Gli stessi fratelli Wright, si ispirarono, nella costruzione del loro primo aeroplano, al’aquilone di Hargrave. Prima di lui, intorno alla metà dell’800, George Pocock aveva fatto volare fino a trenta metri una ragazza, con l’intenzione di dimostrare come con un aquilone si potesse ispezionare le linee nemiche. Nel giugno del 1894 fu quindi la volta del capitano B.F.S. Baden-Powell, della Guardia Scozzese, che i costruì un aquilone grandioso y con cui raggiunse la quota di trenta metri.
Questi due riferimenti introducono, inevitabilmente, gli usi militari dell’aquilone. Durante l’ultima guerra la R.a.f. dava in dotazione, agli equipaggi che compivano missioni sul mare, speciali razzi-aquilone che venivano lanciati, in caso di abbattimento dell’aereo, dal battellino gonfiabile. Anche l’Australia utilizzò aquiloni di questo tipo, ancora usati, peraltro, per innalzare l’antenna della Gibson Girl, la radio d’emergenza. Ma il primo che probabilmente usò un aquilone per innalzare una antenna radio fu proprio Gugliemo Marconi, il quale nella leggendaria trasmissione transatlantica da Paldhu in Cornovaglia a Signal Hill nel Newfoundland, alzò proprio con un aquilone, l’antenna ad una altezza di centocinquanta metri circa.
Le possibilità di utilizzazione degli aquiloni sono, insomma, molteplici: oggi li si usa anche per riprese fotografiche e filmati, come veicoli di pubblicità e perfino per andare a pesca. Un segno dell’enorme diffusione che l’aquilone sta avendo si ricava dal numero di festivals che ci sono nel mondo: in Oriente sono tantissimi, ma anche negli Stati uniti e in Gran Bretagna ci sono competizioni importanti. Quanto all’Italia, tra le prime e principali manifestazioni c’è la «Sagra dell’aquilone» di Badia Polesine; degne di nota sono anche «Festa degli aquiloni» di San Miniato al Tedesco, la «Giornata degli aquiloni» di Assisi, le feste di Rosignano Solvay, di Urbino, di Polignano a Mare.

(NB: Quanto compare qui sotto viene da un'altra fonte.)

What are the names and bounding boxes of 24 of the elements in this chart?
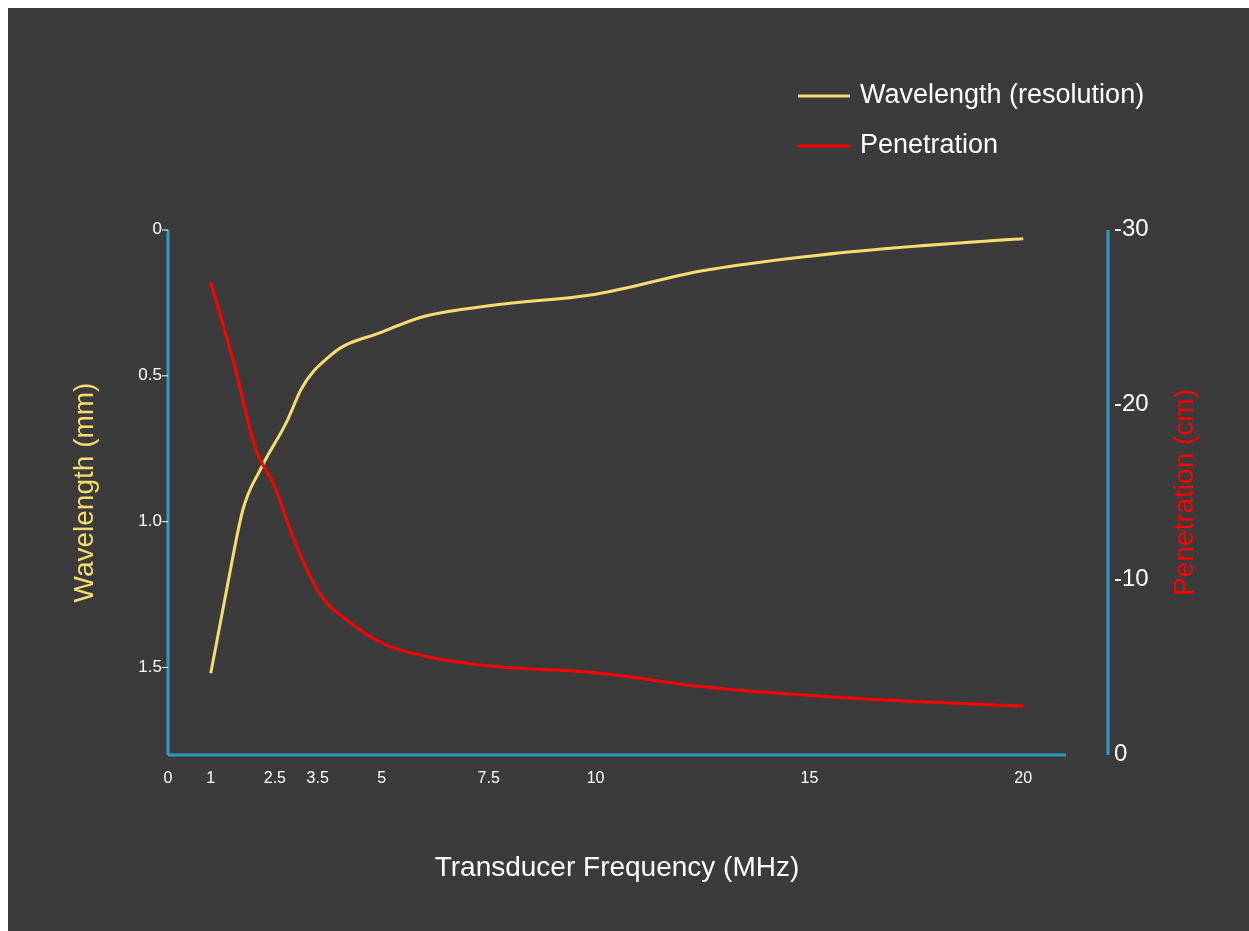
y-axis-title: Wavelength (mm) <box>68 382 100 603</box>
x-tick-label: 15 <box>800 769 819 786</box>
y-tick-label: 0.5 <box>138 365 162 385</box>
legend-label: Penetration <box>860 129 999 160</box>
y2-tick-label: 0 <box>1114 739 1128 767</box>
x-axis-title: Transducer Frequency (MHz) <box>434 851 800 882</box>
x-tick-label: 3.5 <box>306 769 329 786</box>
legend-label: Wavelength (resolution) <box>860 79 1145 110</box>
line-series <box>209 281 1025 708</box>
x-tick-label: 20 <box>1014 769 1033 786</box>
y-tick-label: 1.5 <box>138 656 162 676</box>
x-tick-label: 0 <box>163 769 173 786</box>
x-tick-label: 5 <box>377 769 387 786</box>
y-tick-label: 0 <box>152 219 162 239</box>
y2-tick-label: -30 <box>1114 214 1149 242</box>
line-series <box>209 237 1025 675</box>
y2-axis-title: Penetration (cm) <box>1168 389 1200 596</box>
y2-tick-label: -20 <box>1114 389 1149 417</box>
y2-tick-label: -10 <box>1114 564 1149 592</box>
x-tick-label: 7.5 <box>477 769 500 786</box>
y-tick-label: 1.0 <box>138 511 162 531</box>
x-tick-label: 1 <box>206 769 216 786</box>
x-tick-label: 2.5 <box>263 769 287 786</box>
x-tick-label: 10 <box>586 769 605 786</box>
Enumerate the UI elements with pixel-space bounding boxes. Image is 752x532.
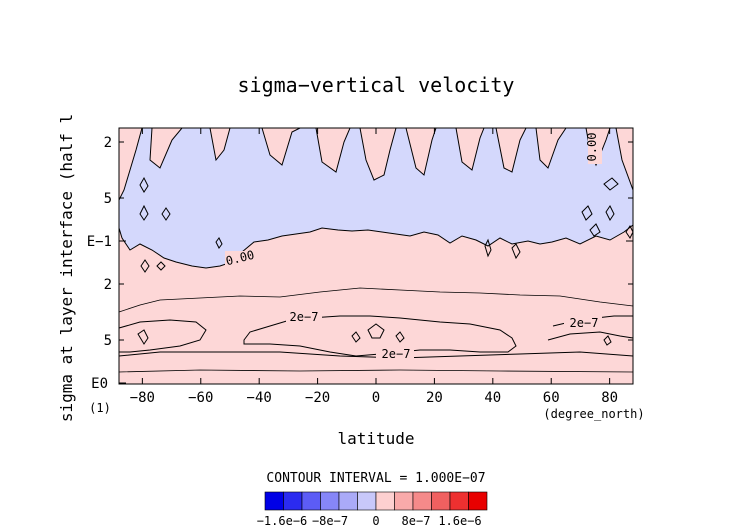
contour-label-bg <box>588 130 602 164</box>
negative-region <box>118 127 634 269</box>
x-tick-label: −80 <box>130 390 155 406</box>
contour-lower <box>118 351 634 359</box>
x-tick-label: 40 <box>484 390 501 406</box>
colorbar-tick-label: 8e−7 <box>402 514 431 528</box>
y-tick-label: 5 <box>104 333 112 349</box>
colorbar-swatch <box>357 491 377 511</box>
colorbar-swatch <box>468 491 488 511</box>
y-tick-label: 2 <box>104 277 112 293</box>
x-tick-label: 60 <box>543 390 560 406</box>
x-tick-label: −60 <box>188 390 213 406</box>
colorbar-swatch <box>449 491 469 511</box>
contour-cell <box>367 323 385 339</box>
y-tick-label: 2 <box>104 135 112 151</box>
contour-label: 0.00 <box>585 133 599 162</box>
contour-2e-7-left <box>118 319 207 353</box>
contour-surface <box>118 369 634 373</box>
contour-island <box>581 205 593 221</box>
x-tick-label: −40 <box>247 390 272 406</box>
contour-island <box>140 259 150 273</box>
contour-cell <box>603 335 612 346</box>
colorbar-swatch <box>338 491 358 511</box>
colorbar-swatch <box>320 491 340 511</box>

In ogni caso gli aquiloni rimangono, fondamentalmente, un oggetto di svago: i giochi che si possono fare con essi sono infiniti. Ci sono gli aquiloni luminosi che vengono lanciati per i voli notturni e quelli che suonano, gli aquiloni per le battaglie aeree e quelli per le gare in altezza. Tantissimi sono anche i modelli: si va dall’aquilone con la decorazione del fokker rosso del barone Von Richtoofen al Ghost Clipper, il vascello fantasma, dal «tukkal indiano» all’aquilone tradizionale giapponese con disegni di volti degli attori del teatro kabuki, dal «wau bulan» malese, l’aquilone della luna, all’uccello del paradiso» della Thailandia.